Customers can use their debit and credit cards to access the service for purchases between $100 and $1000 and pay in four fortnightly instalments.
Buy now, pay later services have proven popular with young people as they do not charge interest but instead levy late fees for missed payments.
Yet providers such as Afterpay and Zip make most of their money from the fees charged to businesses in each sale.
CBA said providers charged about four per cent, which cost businesses hundreds of millions of dollars each year.
Businesses would not pay an additional fee using its service.
Individual CBA customers must apply to use the service and will be assessed before approval.
This is not the bank’s first foray into this payment type.
CBA already has a sizeable investment in buy now, pay later provider Klarna, which is also available to people who are not customers of the bank.
Zip touts ‘higher standard’ plus new code
A buy now, pay later code of practice will make sure the industry acts in the best interests of Australians, according to homegrown fintech Zip Co.
The code is replacing the regulatory black hole the fast-growing sector has been operating in until now.
Australia’s corporate watchdog is monitoring consumer harm and problematic vendors, while the Reserve Bank as payments regulator is watching the rise of BNPL as a form of credit or financing.
Peter Gray, Zip’s co-founder and chief operating officer, says the code is a “strong first step” to lifting standards across the industry.
‘Spreading out the cost of an item makes it feel less expensive, but that doesn’t mean you can afford it.’
The code has been developed by the Australian Finance Industry Association whose BNPL members include Afterpay, Brighte, flexigroup, Latitude, Openpay, Payright and Zip.
But Consumer advocacy group Choice says there should be rules, not self-regulation, guided by what is in the best interests of people using payment systems for everything from coffee and groceries to solar panels, home appliances and dental work.
By not charging interest on the credit extended to users, BNPL providers are not covered by consumer laws, responsible lending checks, caps on fees and charges, external dispute resolution and hardship requirements.
Financial Rights Legal Centre chief executive Karen Cox said at least one in five Australian consumers was missing payments.
“BNPL companies use a simple but seductive psychological trick to attract customers. Spreading out the cost of an item makes it feel less expensive, but that doesn’t mean you can afford it,” she said.
Gray said Zip – Australia’s most downloaded BNPL app in December and January – would continue to implement its own “higher standards”, particularly around customer suitability.
“Zip has done ID and credit checks on every customer since inception,” he said.
“As a result, we see one in 100 customers late in any month, compared with up to one in six for credit card users that are paying interest and behind with their debt.”
Releasing record results on Thursday, Zip managing director Larry Diamond said the “transformational” six months to end-December was part of a global shift away from the “broken and unfriendly credit card” towards a fairer digital alternative.
PayPal to let Aussies pay later from June
PayPal announced last week that it will offer a buy now, pay later service to Australians from June as it tries to catch up with the likes of Afterpay and Zip.
The payments provider, known for securing sales on eBay, last week said the users of Australia’s 9.1 million PayPal accounts would be able to pay in four instalments.
Like many competing services, shoppers will not be charged interest but will have a late fee deducted if they miss a payment.
This late fee will be $10 for purchases less than $125, and $30 for those worth more than $125.
Like other providers, PayPal said these late fees would only be charged once per purchase – which may limit regulators’ concerns that buy now, pay later services are a costly debt trap.
However, providers of buy now, pay later services make most of their money by charging a fee per sale to the respective business.
PayPal will not charge an additional fee for businesses to use its new service.

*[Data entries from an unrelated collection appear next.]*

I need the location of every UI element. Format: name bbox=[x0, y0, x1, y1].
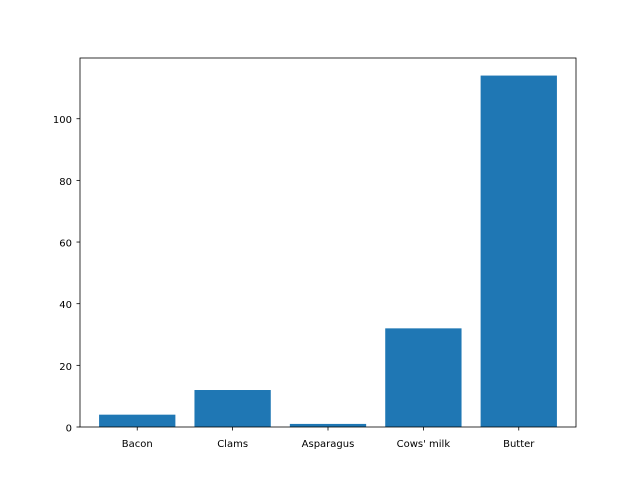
y-tick-label: 60 bbox=[59, 239, 72, 250]
bar bbox=[480, 75, 557, 428]
bar bbox=[194, 390, 271, 427]
bar bbox=[385, 328, 462, 427]
y-tick-label: 80 bbox=[59, 177, 72, 188]
y-tick-label: 0 bbox=[66, 424, 72, 435]
x-tick-label: Butter bbox=[503, 439, 535, 450]
bar bbox=[99, 414, 176, 427]
y-tick-label: 20 bbox=[59, 362, 72, 373]
bar bbox=[289, 423, 367, 427]
plot-area: Bacon Clams Asparagus Cows' milk Butter 0 20 40… bbox=[53, 57, 577, 450]
y-tick-label: 40 bbox=[59, 300, 72, 311]
x-tick-label: Bacon bbox=[122, 439, 153, 450]
x-tick-label: Asparagus bbox=[302, 439, 355, 450]
y-tick-label: 100 bbox=[53, 115, 72, 126]
x-tick-label: Cows' milk bbox=[397, 439, 451, 450]
x-tick-label: Clams bbox=[217, 439, 248, 450]
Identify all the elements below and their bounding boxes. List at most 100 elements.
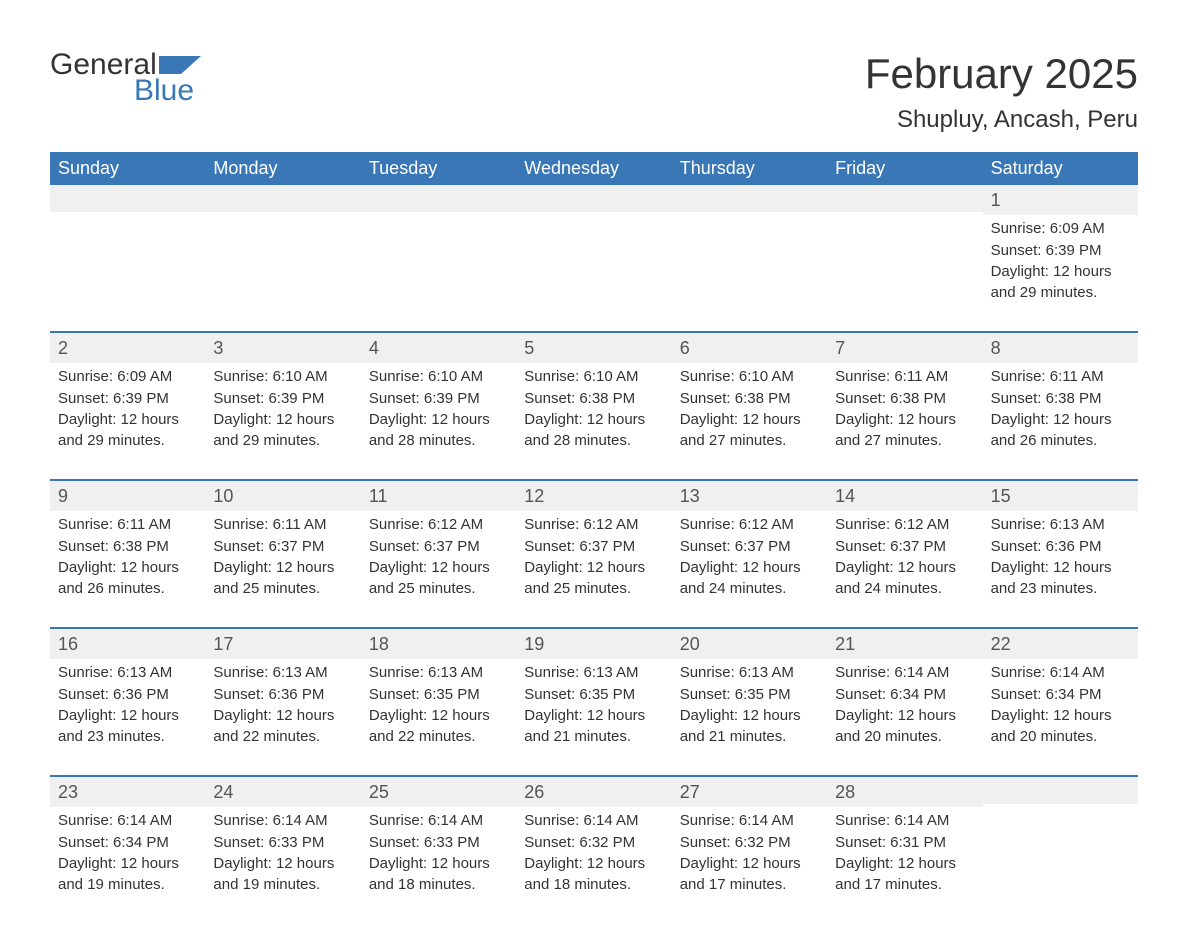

Its standard fee for businesses making a sale is 2.6 per cent and a 30 cents transaction fee.
Afterpay’s fee, according to analysts, is about 3.8 per cent but can range between three and seven per cent depending on the size of the business.
PayPal last year revealed it intended to provide buy now, pay later services and while it is taking time to become available for Australians, the company’s general manager of payments in Australia, Andrew Toon, said the effort was part of a global rollout.
He acknowledged shoppers already had plenty of services to choose from.
“It’s a busy space but competition is great for consumers,” he said.
RBC Capital Markets analyst Daniel Perlin said buy now, pay later services made up 2.1 per cent of e-commerce spending in 2020.
He expected this percentage to double by 2024.